Neue Brücke in Göteborg in Frage gesetzt

Wie bereits zu erwarten, so hat das Seefahrtsamt das Urteil über den neuen Brückenbau in Göteborg rechtzeitig angefochten um den Bau zu verhindern. Parallel hierzu haben sich auch die Gemeinden Gullspång und Ale dem Einspruch angeschlossen, da auch diese befürchten, dass die niedrige Brücke der westschwedischen Stadt die Seefahrt bedeutend beeinträchtigen wird, da man dort einen reibungslosen Autoverkehr über den Göta älv der Flussschifffahrt und der Seefahrt vorziehen wird.

Bild: Tenjin Visual/Arpeggio

Nach Berechnungen des Seefahrtsamts müsste eine Brücke mit einer freien Segelhöhe von nur 12 Metern, statt den bisher 19,5 Meter, für nahezu alle Lastfahrzeuge und für rund 60 Prozent der Segelschiffe, die den Göta älv befahren, geöffnet werden, was bedeutet, dass entweder der Flussverkehr gestaut wird und sich die Transportkosten zu Wasser dabei stark erhöhen würden, oder aber der Verkehr zwischen der Innenstadt und Hisingen täglich mehrmals zusammenbrechen wird, eine Tatsache, die weder von Göteborg noch von den Gerichten bisher beachtet wurde.

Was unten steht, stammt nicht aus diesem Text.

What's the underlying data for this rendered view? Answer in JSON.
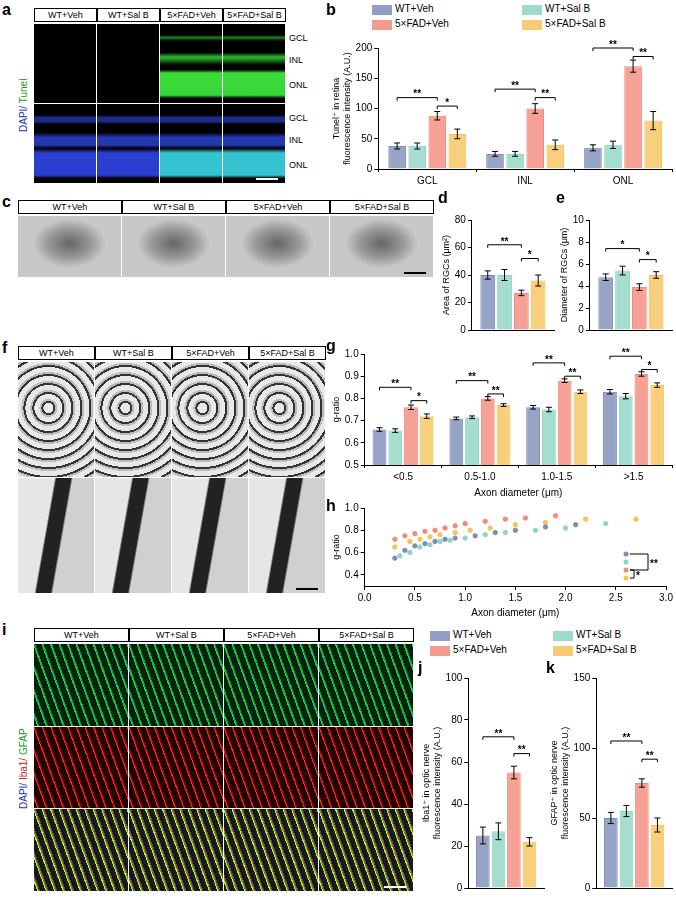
{
  "images": [
    {
      "panel": "a",
      "columns": [
        "WT+Veh",
        "WT+Sal B",
        "5×FAD+Veh",
        "5×FAD+Sal B"
      ],
      "channel_label": "DAPI/ Tunel",
      "layers": [
        "GCL",
        "INL",
        "ONL"
      ]
    },
    {
      "panel": "c",
      "columns": [
        "WT+Veh",
        "WT+Sal B",
        "5×FAD+Veh",
        "5×FAD+Sal B"
      ]
    },
    {
      "panel": "f",
      "columns": [
        "WT+Veh",
        "WT+Sal B",
        "5×FAD+Veh",
        "5×FAD+Sal B"
      ]
    },
    {
      "panel": "i",
      "columns": [
        "WT+Veh",
        "WT+Sal B",
        "5×FAD+Veh",
        "5×FAD+Sal B"
      ],
      "channel_label": "DAPI/ Iba1/ GFAP"
    }
  ],
  "chart_data": [
    {
      "panel": "b",
      "type": "bar",
      "categories": [
        "GCL",
        "INL",
        "ONL"
      ],
      "y_label": [
        "Tunel⁺ in retina",
        "fluorescence intensity (A.U.)"
      ],
      "ylim": [
        0,
        200
      ],
      "yticks": [
        0,
        50,
        100,
        150,
        200
      ],
      "grid": false,
      "legend": "top",
      "series": [
        {
          "name": "WT+Veh",
          "color": "#7e8db8",
          "values": [
            38,
            25,
            35
          ],
          "errors": [
            5,
            4,
            5
          ]
        },
        {
          "name": "WT+Sal B",
          "color": "#8fd5c3",
          "values": [
            38,
            25,
            40
          ],
          "errors": [
            5,
            4,
            6
          ]
        },
        {
          "name": "5×FAD+Veh",
          "color": "#f4897b",
          "values": [
            88,
            100,
            170
          ],
          "errors": [
            7,
            8,
            10
          ]
        },
        {
          "name": "5×FAD+Sal B",
          "color": "#f5c35c",
          "values": [
            58,
            40,
            80
          ],
          "errors": [
            8,
            8,
            15
          ]
        }
      ],
      "annotations": [
        {
          "text": "**",
          "category": 0,
          "from": 0,
          "to": 2,
          "y": 118
        },
        {
          "text": "*",
          "category": 0,
          "from": 2,
          "to": 3,
          "y": 104
        },
        {
          "text": "**",
          "category": 1,
          "from": 0,
          "to": 2,
          "y": 132
        },
        {
          "text": "**",
          "category": 1,
          "from": 2,
          "to": 3,
          "y": 118
        },
        {
          "text": "**",
          "category": 2,
          "from": 0,
          "to": 2,
          "y": 200
        },
        {
          "text": "**",
          "category": 2,
          "from": 2,
          "to": 3,
          "y": 186
        }
      ]
    },
    {
      "panel": "d",
      "type": "bar",
      "categories": [
        null
      ],
      "tick_labels": "y",
      "y_label": "Area of RGCs (μm²)",
      "ylim": [
        0,
        80
      ],
      "yticks": [
        0,
        20,
        40,
        60,
        80
      ],
      "grid": false,
      "series": [
        {
          "name": "WT+Veh",
          "color": "#7e8db8",
          "values": [
            40
          ],
          "errors": [
            3
          ]
        },
        {
          "name": "WT+Sal B",
          "color": "#8fd5c3",
          "values": [
            40
          ],
          "errors": [
            4
          ]
        },
        {
          "name": "5×FAD+Veh",
          "color": "#f4897b",
          "values": [
            27
          ],
          "errors": [
            2
          ]
        },
        {
          "name": "5×FAD+Sal B",
          "color": "#f5c35c",
          "values": [
            36
          ],
          "errors": [
            4
          ]
        }
      ],
      "annotations": [
        {
          "text": "**",
          "category": 0,
          "from": 0,
          "to": 2,
          "y": 62
        },
        {
          "text": "*",
          "category": 0,
          "from": 2,
          "to": 3,
          "y": 52
        }
      ]
    },
    {
      "panel": "e",
      "type": "bar",
      "categories": [
        null
      ],
      "tick_labels": "y",
      "y_label": "Diameter of RGCs (μm)",
      "ylim": [
        0,
        10
      ],
      "yticks": [
        0,
        2,
        4,
        6,
        8,
        10
      ],
      "grid": false,
      "series": [
        {
          "name": "WT+Veh",
          "color": "#7e8db8",
          "values": [
            4.8
          ],
          "errors": [
            0.3
          ]
        },
        {
          "name": "WT+Sal B",
          "color": "#8fd5c3",
          "values": [
            5.4
          ],
          "errors": [
            0.4
          ]
        },
        {
          "name": "5×FAD+Veh",
          "color": "#f4897b",
          "values": [
            3.9
          ],
          "errors": [
            0.3
          ]
        },
        {
          "name": "5×FAD+Sal B",
          "color": "#f5c35c",
          "values": [
            5.0
          ],
          "errors": [
            0.3
          ]
        }
      ],
      "annotations": [
        {
          "text": "*",
          "category": 0,
          "from": 0,
          "to": 2,
          "y": 7.4
        },
        {
          "text": "*",
          "category": 0,
          "from": 2,
          "to": 3,
          "y": 6.4
        }
      ]
    },
    {
      "panel": "g",
      "type": "bar",
      "categories": [
        "<0.5",
        "0.5-1.0",
        "1.0-1.5",
        ">1.5"
      ],
      "x_label": "Axon diameter (μm)",
      "y_label": "g-ratio",
      "ylim": [
        0.5,
        1
      ],
      "yticks": [
        0.5,
        0.6,
        0.7,
        0.8,
        0.9,
        {
          "value": 1,
          "label": "1.0"
        }
      ],
      "grid": false,
      "series": [
        {
          "name": "WT+Veh",
          "color": "#7e8db8",
          "values": [
            0.66,
            0.71,
            0.76,
            0.83
          ],
          "errors": [
            0.008,
            0.006,
            0.008,
            0.01
          ],
          "n": [
            105,
            172,
            77,
            49
          ]
        },
        {
          "name": "WT+Sal B",
          "color": "#8fd5c3",
          "values": [
            0.655,
            0.715,
            0.75,
            0.81
          ],
          "errors": [
            0.008,
            0.006,
            0.01,
            0.012
          ],
          "n": [
            95,
            167,
            61,
            52
          ]
        },
        {
          "name": "5×FAD+Veh",
          "color": "#f4897b",
          "values": [
            0.76,
            0.8,
            0.88,
            0.91
          ],
          "errors": [
            0.01,
            0.008,
            0.008,
            0.01
          ],
          "n": [
            120,
            121,
            25,
            17
          ]
        },
        {
          "name": "5×FAD+Sal B",
          "color": "#f5c35c",
          "values": [
            0.72,
            0.77,
            0.83,
            0.86
          ],
          "errors": [
            0.01,
            0.006,
            0.008,
            0.01
          ],
          "n": [
            96,
            128,
            73,
            46
          ]
        }
      ],
      "annotations": [
        {
          "text": "**",
          "category": 0,
          "from": 0,
          "to": 2,
          "y": 0.85
        },
        {
          "text": "*",
          "category": 0,
          "from": 2,
          "to": 3,
          "y": 0.79
        },
        {
          "text": "**",
          "category": 1,
          "from": 0,
          "to": 2,
          "y": 0.88
        },
        {
          "text": "**",
          "category": 1,
          "from": 2,
          "to": 3,
          "y": 0.82
        },
        {
          "text": "**",
          "category": 2,
          "from": 0,
          "to": 2,
          "y": 0.96
        },
        {
          "text": "**",
          "category": 2,
          "from": 2,
          "to": 3,
          "y": 0.9
        },
        {
          "text": "**",
          "category": 3,
          "from": 0,
          "to": 2,
          "y": 0.99
        },
        {
          "text": "*",
          "category": 3,
          "from": 2,
          "to": 3,
          "y": 0.93
        }
      ]
    },
    {
      "panel": "h",
      "type": "scatter",
      "x_label": "Axon diameter (μm)",
      "y_label": "g-ratio",
      "xlim": [
        0,
        3
      ],
      "xticks": [
        {
          "value": 0,
          "label": "0.0"
        },
        0.5,
        {
          "value": 1,
          "label": "1.0"
        },
        1.5,
        {
          "value": 2,
          "label": "2.0"
        },
        2.5,
        {
          "value": 3,
          "label": "3.0"
        }
      ],
      "ylim": [
        0.3,
        1
      ],
      "yticks": [
        0.4,
        0.6,
        0.8,
        {
          "value": 1,
          "label": "1.0"
        }
      ],
      "grid": false,
      "marker": "circle",
      "series": [
        {
          "name": "WT+Veh",
          "color": "#7e8db8",
          "x": [
            0.3,
            0.4,
            0.5,
            0.6,
            0.7,
            0.8,
            0.9,
            1.1,
            1.3,
            1.5,
            1.8,
            2.1
          ],
          "values": [
            0.55,
            0.62,
            0.66,
            0.68,
            0.7,
            0.72,
            0.73,
            0.75,
            0.78,
            0.8,
            0.83,
            0.85
          ]
        },
        {
          "name": "WT+Sal B",
          "color": "#8fd5c3",
          "x": [
            0.35,
            0.45,
            0.55,
            0.65,
            0.75,
            0.85,
            1.0,
            1.2,
            1.4,
            1.7,
            2.0,
            2.4
          ],
          "values": [
            0.57,
            0.6,
            0.65,
            0.67,
            0.7,
            0.71,
            0.73,
            0.76,
            0.78,
            0.8,
            0.82,
            0.86
          ]
        },
        {
          "name": "5×FAD+Veh",
          "color": "#f4897b",
          "x": [
            0.3,
            0.4,
            0.5,
            0.6,
            0.7,
            0.8,
            0.9,
            1.0,
            1.2,
            1.4,
            1.6,
            1.9
          ],
          "values": [
            0.72,
            0.75,
            0.77,
            0.79,
            0.8,
            0.82,
            0.84,
            0.86,
            0.88,
            0.9,
            0.91,
            0.93
          ]
        },
        {
          "name": "5×FAD+Sal B",
          "color": "#f5c35c",
          "x": [
            0.3,
            0.45,
            0.55,
            0.65,
            0.75,
            0.9,
            1.05,
            1.25,
            1.5,
            1.8,
            2.2,
            2.7
          ],
          "values": [
            0.65,
            0.7,
            0.72,
            0.74,
            0.76,
            0.78,
            0.8,
            0.82,
            0.85,
            0.87,
            0.9,
            0.9
          ]
        }
      ],
      "annotations": [
        {
          "text": "**",
          "from": 0,
          "to": 2
        },
        {
          "text": "*",
          "from": 2,
          "to": 3
        }
      ]
    },
    {
      "panel": "j",
      "type": "bar",
      "categories": [
        null
      ],
      "tick_labels": "y",
      "legend": "top",
      "y_label": [
        "Iba1⁺ in optic nerve",
        "fluorescence intensity (A.U.)"
      ],
      "ylim": [
        0,
        100
      ],
      "yticks": [
        0,
        20,
        40,
        60,
        80,
        100
      ],
      "grid": false,
      "series": [
        {
          "name": "WT+Veh",
          "color": "#7e8db8",
          "values": [
            25
          ],
          "errors": [
            4
          ]
        },
        {
          "name": "WT+Sal B",
          "color": "#8fd5c3",
          "values": [
            27
          ],
          "errors": [
            4
          ]
        },
        {
          "name": "5×FAD+Veh",
          "color": "#f4897b",
          "values": [
            55
          ],
          "errors": [
            3
          ]
        },
        {
          "name": "5×FAD+Sal B",
          "color": "#f5c35c",
          "values": [
            22
          ],
          "errors": [
            2
          ]
        }
      ],
      "annotations": [
        {
          "text": "**",
          "category": 0,
          "from": 0,
          "to": 2,
          "y": 72
        },
        {
          "text": "**",
          "category": 0,
          "from": 2,
          "to": 3,
          "y": 64
        }
      ]
    },
    {
      "panel": "k",
      "type": "bar",
      "categories": [
        null
      ],
      "tick_labels": "y",
      "y_label": [
        "GFAP⁺ in optic nerve",
        "fluorescence intensity (A.U.)"
      ],
      "ylim": [
        0,
        150
      ],
      "yticks": [
        0,
        50,
        100,
        150
      ],
      "grid": false,
      "series": [
        {
          "name": "WT+Veh",
          "color": "#7e8db8",
          "values": [
            50
          ],
          "errors": [
            4
          ]
        },
        {
          "name": "WT+Sal B",
          "color": "#8fd5c3",
          "values": [
            55
          ],
          "errors": [
            4
          ]
        },
        {
          "name": "5×FAD+Veh",
          "color": "#f4897b",
          "values": [
            75
          ],
          "errors": [
            3
          ]
        },
        {
          "name": "5×FAD+Sal B",
          "color": "#f5c35c",
          "values": [
            45
          ],
          "errors": [
            5
          ]
        }
      ],
      "annotations": [
        {
          "text": "**",
          "category": 0,
          "from": 0,
          "to": 2,
          "y": 105
        },
        {
          "text": "**",
          "category": 0,
          "from": 2,
          "to": 3,
          "y": 92
        }
      ]
    }
  ]
}
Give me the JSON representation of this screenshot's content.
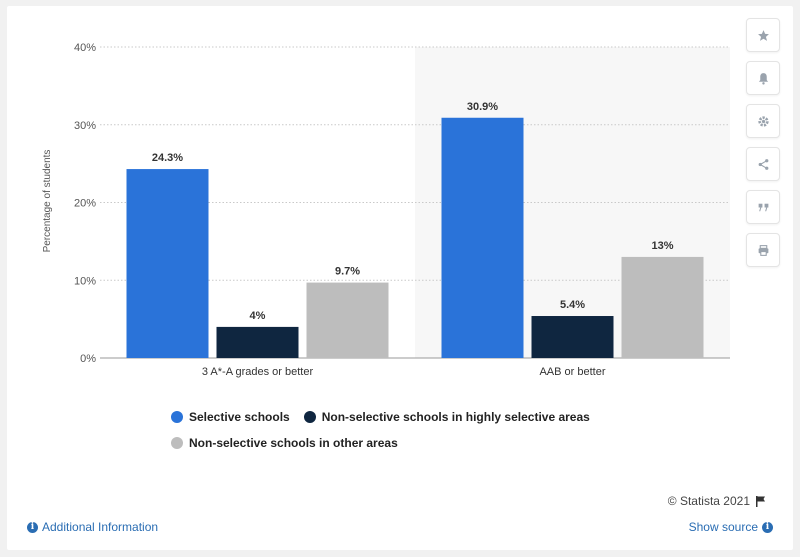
{
  "chart_data": {
    "type": "bar",
    "categories": [
      "3 A*-A grades or better",
      "AAB or better"
    ],
    "series": [
      {
        "name": "Selective schools",
        "values": [
          24.3,
          30.9
        ],
        "labels": [
          "24.3%",
          "30.9%"
        ],
        "color": "#2a73d9"
      },
      {
        "name": "Non-selective schools in highly selective areas",
        "values": [
          4,
          5.4
        ],
        "labels": [
          "4%",
          "5.4%"
        ],
        "color": "#0f2640"
      },
      {
        "name": "Non-selective schools in other areas",
        "values": [
          9.7,
          13
        ],
        "labels": [
          "9.7%",
          "13%"
        ],
        "color": "#bdbdbd"
      }
    ],
    "ylabel": "Percentage of students",
    "ylim": [
      0,
      40
    ],
    "yticks": [
      0,
      10,
      20,
      30,
      40
    ],
    "ytick_labels": [
      "0%",
      "10%",
      "20%",
      "30%",
      "40%"
    ],
    "grid": true,
    "legend_position": "bottom"
  },
  "toolbar": {
    "icons": [
      "star-icon",
      "bell-icon",
      "gear-icon",
      "share-icon",
      "quote-icon",
      "print-icon"
    ]
  },
  "footer": {
    "copyright": "© Statista 2021",
    "additional_info": "Additional Information",
    "show_source": "Show source"
  }
}
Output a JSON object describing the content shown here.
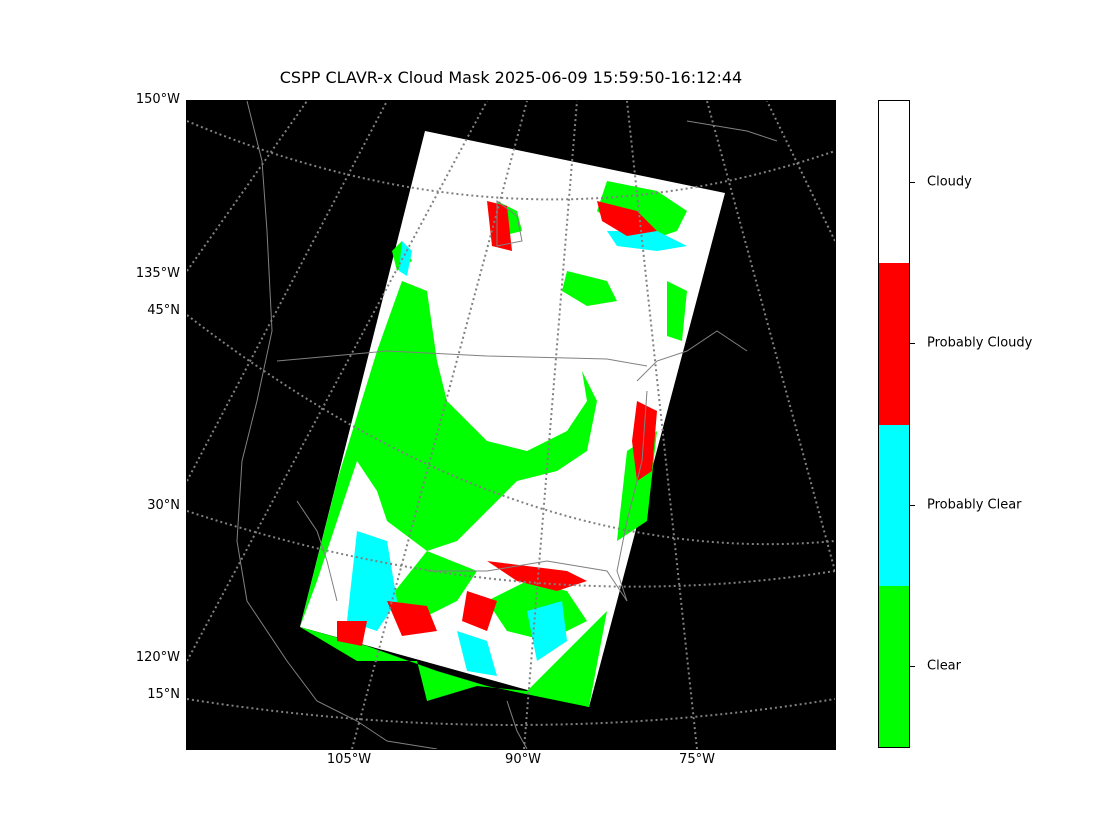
{
  "title": "CSPP CLAVR-x Cloud Mask 2025-06-09 15:59:50-16:12:44",
  "map": {
    "background": "#000000",
    "graticule_color": "#808080",
    "coastline_color": "#808080",
    "lat_labels": [
      "150°W",
      "135°W",
      "45°N",
      "30°N",
      "120°W",
      "15°N"
    ],
    "lon_labels": [
      "105°W",
      "90°W",
      "75°W"
    ]
  },
  "colorbar": {
    "categories": [
      {
        "label": "Cloudy",
        "color": "#ffffff"
      },
      {
        "label": "Probably Cloudy",
        "color": "#ff0000"
      },
      {
        "label": "Probably Clear",
        "color": "#00ffff"
      },
      {
        "label": "Clear",
        "color": "#00ff00"
      }
    ]
  }
}
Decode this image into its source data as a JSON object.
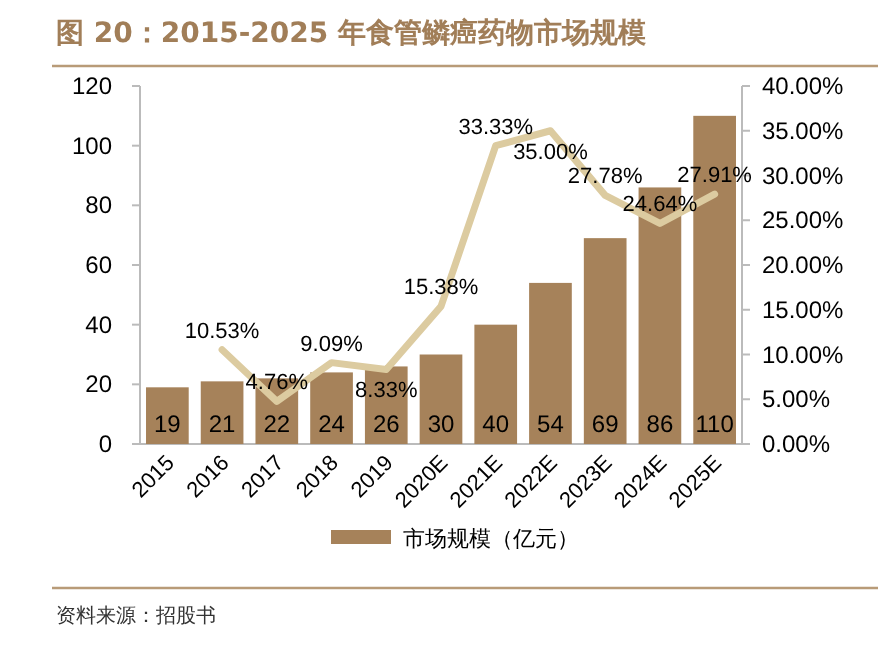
{
  "chart_data": {
    "type": "bar",
    "title": "图 20：2015-2025 年食管鳞癌药物市场规模",
    "categories": [
      "2015",
      "2016",
      "2017",
      "2018",
      "2019",
      "2020E",
      "2021E",
      "2022E",
      "2023E",
      "2024E",
      "2025E"
    ],
    "series": [
      {
        "name": "市场规模（亿元）",
        "color": "#a6825a",
        "values": [
          19,
          21,
          22,
          24,
          26,
          30,
          40,
          54,
          69,
          86,
          110
        ],
        "value_labels": [
          "19",
          "21",
          "22",
          "24",
          "26",
          "30",
          "40",
          "54",
          "69",
          "86",
          "110"
        ]
      },
      {
        "type": "line",
        "axis": "y2",
        "color": "#dccba0",
        "values": [
          null,
          10.53,
          4.76,
          9.09,
          8.33,
          15.38,
          33.33,
          35.0,
          27.78,
          24.64,
          27.91
        ],
        "value_labels": [
          null,
          "10.53%",
          "4.76%",
          "9.09%",
          "8.33%",
          "15.38%",
          "33.33%",
          "35.00%",
          "27.78%",
          "24.64%",
          "27.91%"
        ]
      }
    ],
    "ylim": [
      0,
      120
    ],
    "yticks": [
      0,
      20,
      40,
      60,
      80,
      100,
      120
    ],
    "y2lim": [
      0,
      40
    ],
    "y2ticks": [
      {
        "value": 0,
        "label": "0.00%"
      },
      {
        "value": 5,
        "label": "5.00%"
      },
      {
        "value": 10,
        "label": "10.00%"
      },
      {
        "value": 15,
        "label": "15.00%"
      },
      {
        "value": 20,
        "label": "20.00%"
      },
      {
        "value": 25,
        "label": "25.00%"
      },
      {
        "value": 30,
        "label": "30.00%"
      },
      {
        "value": 35,
        "label": "35.00%"
      },
      {
        "value": 40,
        "label": "40.00%"
      }
    ],
    "legend": "bottom",
    "annotations": [
      "资料来源：招股书"
    ]
  }
}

Für die Stadtverwaltung ist es nach wie vor notwendig eine niedrige Brücke modernster Technik mit futuristischem Aussehen zu bauen und die Vorbereitungen schreiten auch nach dem Einspruch gegen das Urteil weiter fort. Für die Stadtverwaltung kommt es auch nicht in Frage die bisherige Brücke mit vorhandener Technik zu stärken um ihre Lebensdauer zu verlängern. Als Ursache gilt das Streben zur 400-Jahrfeier der Stadt eine nordische Modellstadt zu präsentieren, die mit ihrem Aussehen, nicht jedoch mit ihrer sinnvollen Funktionalität überzeugt.